Depuis le 18 juillet, pas un seul client ne s'est présenté à elle. Et pour cause : "Les quais sont totalement vides." Un constat qu'a pu faire Jérôme Callais, président de l'association culturelle des bouquinistes de Paris, en visionnant vidéos et photos envoyées par ses confrères. "Il y en a bien qui ont ouvert le premier jour et le deuxième jour des restrictions mais, voyant qu'il n'y a absolument personne qui passe sur les quais, ils ont abandonné l'idée. Moi j'ai pris la fuite, je suis parti de Paris !"

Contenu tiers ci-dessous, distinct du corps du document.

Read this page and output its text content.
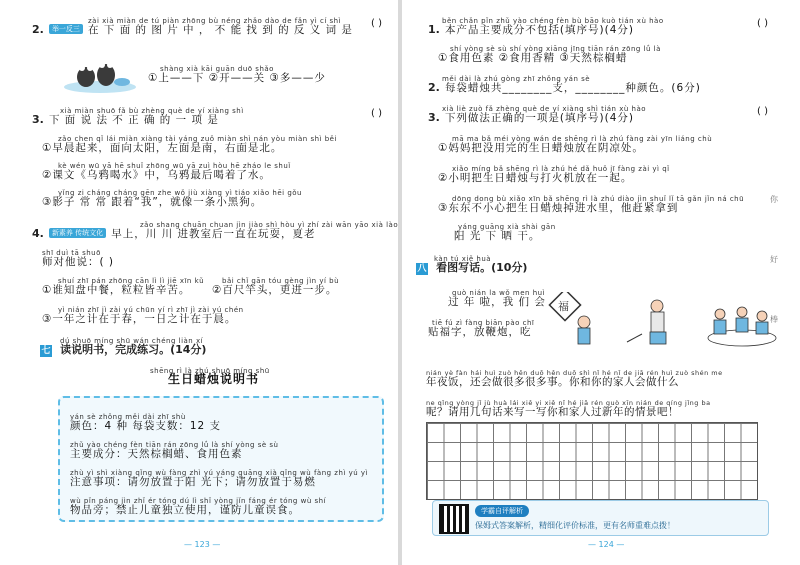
zài xià miàn de tú piàn zhōng bù néng zhǎo dào de fǎn yì cí shì
2. 举一反三 在 下 面 的 图 片 中 ， 不 能 找 到 的 反 义 词 是
( )
shàng xià kāi guān duō shǎo
①上——下 ②开——关 ③多——少
xià miàn shuō fǎ bù zhèng què de yí xiàng shì
3. 下 面 说 法 不 正 确 的 一 项 是
( )
zǎo chen qǐ lái miàn xiàng tài yáng zuǒ miàn shì nán yòu miàn shì běi
①早晨起来，面向太阳，左面是南，右面是北。
kè wén wū yā hē shuǐ zhōng wū yā zuì hòu hē zháo le shuǐ
②课文《乌鸦喝水》中，乌鸦最后喝着了水。
yǐng zi cháng cháng gēn zhe wǒ jiù xiàng yì tiáo xiǎo hēi gǒu
③影子 常 常 跟着“我”，就像一条小黑狗。
zǎo shang chuān chuan jìn jiào shì hòu yì zhí zài wān yāo xià lào
4. 新素养 传统文化 早上，川 川 进教室后一直在玩耍，夏老
shī duì tā shuō
师对他说：( )
shuí zhī pán zhōng cān lì lì jiē xīn kǔ
①谁知盘中餐，粒粒皆辛苦。
bǎi chǐ gān tóu gèng jìn yí bù
②百尺竿头，更进一步。
yì nián zhī jì zài yú chūn yí rì zhī jì zài yú chén
③一年之计在于春，一日之计在于晨。
dú shuō míng shū wán chéng liàn xí
七 读说明书，完成练习。(14分)
shēng rì là zhú shuō míng shū
生日蜡烛说明书
yán sè zhǒng měi dài zhī shù
颜色：4 种 每袋支数：12 支
zhǔ yào chéng fèn tiān rán zōng lǘ là shí yòng sè sù
主要成分：天然棕榈蜡、食用色素
zhù yì shì xiàng qǐng wù fàng zhì yú yáng guāng xià qǐng wù fàng zhì yú yì
注意事项：请勿放置于阳 光下；请勿放置于易燃
wù pǐn páng jìn zhǐ ér tóng dú lì shǐ yòng jǐn fáng ér tóng wù shí
物品旁；禁止儿童独立使用，谨防儿童误食。
— 123 —
běn chǎn pǐn zhǔ yào chéng fèn bù bāo kuò tián xù hào
1. 本产品主要成分不包括(填序号)(4分)
( )
shí yòng sè sù shí yòng xiāng jīng tiān rán zōng lǘ là
①食用色素 ②食用香精 ③天然棕榈蜡
měi dài là zhú gòng zhī zhǒng yán sè
2. 每袋蜡烛共________支，________种颜色。(6分)
xià liè zuò fǎ zhèng què de yí xiàng shì tián xù hào
3. 下列做法正确的一项是(填序号)(4分)
( )
mā ma bǎ méi yòng wán de shēng rì là zhú fàng zài yīn liáng chù
①妈妈把没用完的生日蜡烛放在阴凉处。
xiǎo míng bǎ shēng rì là zhú hé dǎ huǒ jī fàng zài yì qǐ
②小明把生日蜡烛与打火机放在一起。
dōng dong bù xiǎo xīn bǎ shēng rì là zhú diào jìn shuǐ lǐ tā gǎn jǐn ná chū
③东东不小心把生日蜡烛掉进水里，他赶紧拿到
yáng guāng xià shài gān
阳 光 下 晒 干。
kàn tú xiě huà
八 看图写话。(10分)
guò nián la wǒ men huì
过 年 啦，我 们 会
tiē fú zì fàng biān pào chī
贴福字，放鞭炮，吃
福
nián yè fàn hái huì zuò hěn duō hěn duō shì nǐ hé nǐ de jiā rén huì zuò shén me
年夜饭，还会做很多很多事。你和你的家人会做什么
ne qǐng yòng jǐ jù huà lái xiě yi xiě nǐ hé jiā rén guò xīn nián de qíng jǐng ba
呢？请用几句话来写一写你和家人过新年的情景吧！
学霸自评解析
保姆式答案解析，精细化评价标准，更有名师重难点拨！
— 124 —
你
好
棒
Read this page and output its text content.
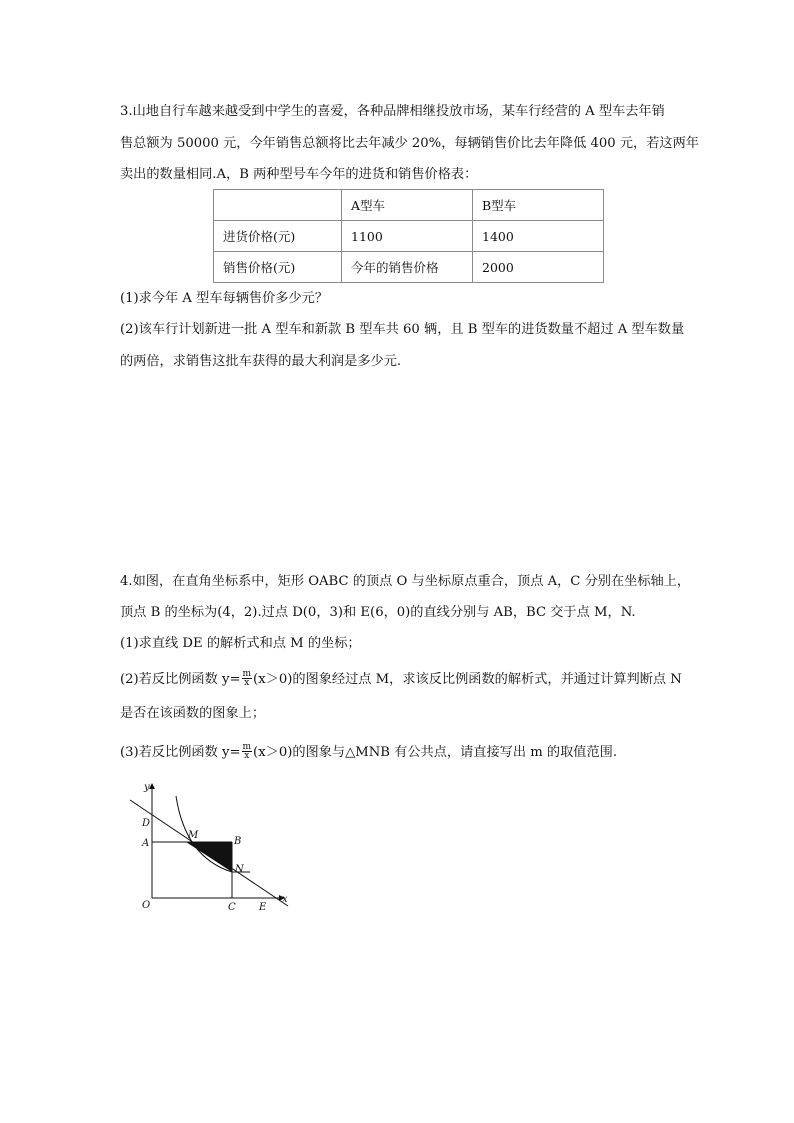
3.山地自行车越来越受到中学生的喜爱，各种品牌相继投放市场，某车行经营的 A 型车去年销
售总额为 50000 元，今年销售总额将比去年减少 20%，每辆销售价比去年降低 400 元，若这两年
卖出的数量相同.A，B 两种型号车今年的进货和销售价格表：
	A型车	B型车
进货价格(元)	1100	1400
销售价格(元)	今年的销售价格	2000
(1)求今年 A 型车每辆售价多少元？
(2)该车行计划新进一批 A 型车和新款 B 型车共 60 辆，且 B 型车的进货数量不超过 A 型车数量
的两倍，求销售这批车获得的最大利润是多少元.
4.如图，在直角坐标系中，矩形 OABC 的顶点 O 与坐标原点重合，顶点 A，C 分别在坐标轴上，
顶点 B 的坐标为(4，2).过点 D(0，3)和 E(6，0)的直线分别与 AB，BC 交于点 M，N.
(1)求直线 DE 的解析式和点 M 的坐标；
(2)若反比例函数 $y= \frac{m}{x} (x>0)$的图象经过点 M，求该反比例函数的解析式，并通过计算判断点 N
是否在该函数的图象上；
(3)若反比例函数 $y= \frac{m}{x} (x>0)$的图象与△MNB 有公共点，请直接写出 m 的取值范围.
y
x
D
A
M
B
N
O	C E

Suite de la balade côté rive gauche. Quai de l’hôtel de ville désertique #ZoneGrise #QRCode pic.twitter.com/g4hcW8raZu
— Bouquinistes des Quais de Paris (@boukinistParis) July 22, 2024
"Ça aurait pu être pire"
Si les "retentissements sur le chiffre d'affaires se font déjà ressentir", assure la bouquiniste du quai des Grands-Augustins, elle reconnaît que "la déception n'est pas énorme". "On était prêt à fermer une ou deux semaines", se souvient Jérôme Callais. Pour lui, il faut voir cette période comme une semaine "de mauvais temps" qui affecte habituellement leurs ventes.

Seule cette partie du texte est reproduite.